Garlasco, il genetista Capra avverte: “Se contestiamo il Dna, riapriamo anche il caso Yara”

L’inchiesta sulla morte di Chiara Poggi a Garlasco si infiamma di nuovo, ma questa volta a far discutere non è solo l’impronta di Andrea Sempio, ritrovata sulla scena del crimine, bensì il metodo stesso con cui si sta affrontando la riapertura del caso. A sollevare dubbi e preoccupazioni è il genetista Marzio Capra, per anni consulente della famiglia Poggi, che in un’intervista all’Adnkronos lancia un allarme: si rischia di “riscrivere la giustizia” e di aprire un “vaso di Pandora” con conseguenze imprevedibili.

Il fulcro della polemica è l’impronta “33”, rinvenuta sul muro vicino al corpo di Chiara Poggi nel 2007 e ora attribuita ad Andrea Sempio. Un elemento, all’epoca, giudicato non utile ai fini investigativi dal Ris di Parma. L’attuale riapertura del caso, basata su nuove analisi, pone Capra di fronte a un interrogativo cruciale: “Se passasse il concetto che le ultime analisi sono sempre le più affidabili, allora bisognerebbe rifare da capo ogni indagine. È la fine del sistema giudiziario.”

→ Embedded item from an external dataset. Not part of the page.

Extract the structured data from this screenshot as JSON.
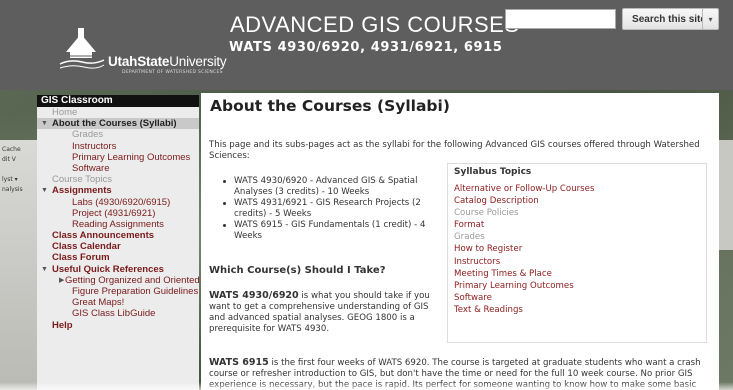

Il genetista non esita a fare un paragone diretto con il caso di Yara Gambirasio, dove fu consulente del pool difensivo di Massimo Bossetti. “Se mettiamo in dubbio la perizia fatta sul Dna trovata sulle unghie di Chiara Poggi allora mettiamo in dubbio tutto,” afferma Capra, sollevando un dubbio fondamentale: perché accettare il verdetto sul Dna di Bossetti, mentre si rimettono in discussione elementi ritenuti ininfluenti in passato? Un’affermazione che rischia di riaccendere anche quel processo, già segnato da anni di polemiche.

L’appello di Capra è chiaro: “Delle due l’una: o quell’impronta è utile, o non lo è. E se uno ha ragione e l’altro torto, ci si deve chiedere anche come vengono spesi i soldi pubblici per le indagini scientifiche.” Il genetista, pur riconoscendo l’evoluzione della scienza forense, mette in guardia contro una delegittimazione sistematica degli esperti e del lavoro svolto nei laboratori. “O si rispetta il lavoro fatto nei laboratori, oppure si apre un vaso di Pandora che rischia di travolgere l’intero sistema.”

Le parole di Capra arrivano in un momento delicatissimo per l’indagine bis di Garlasco, ma aprono una riflessione più ampia. È possibile riscrivere la verità processuale a distanza di anni, basandosi su elementi prima considerati ininfluenti? E, soprattutto, quali altri casi potrebbero essere riaperti, innescando una spirale di revisioni e nuove indagini?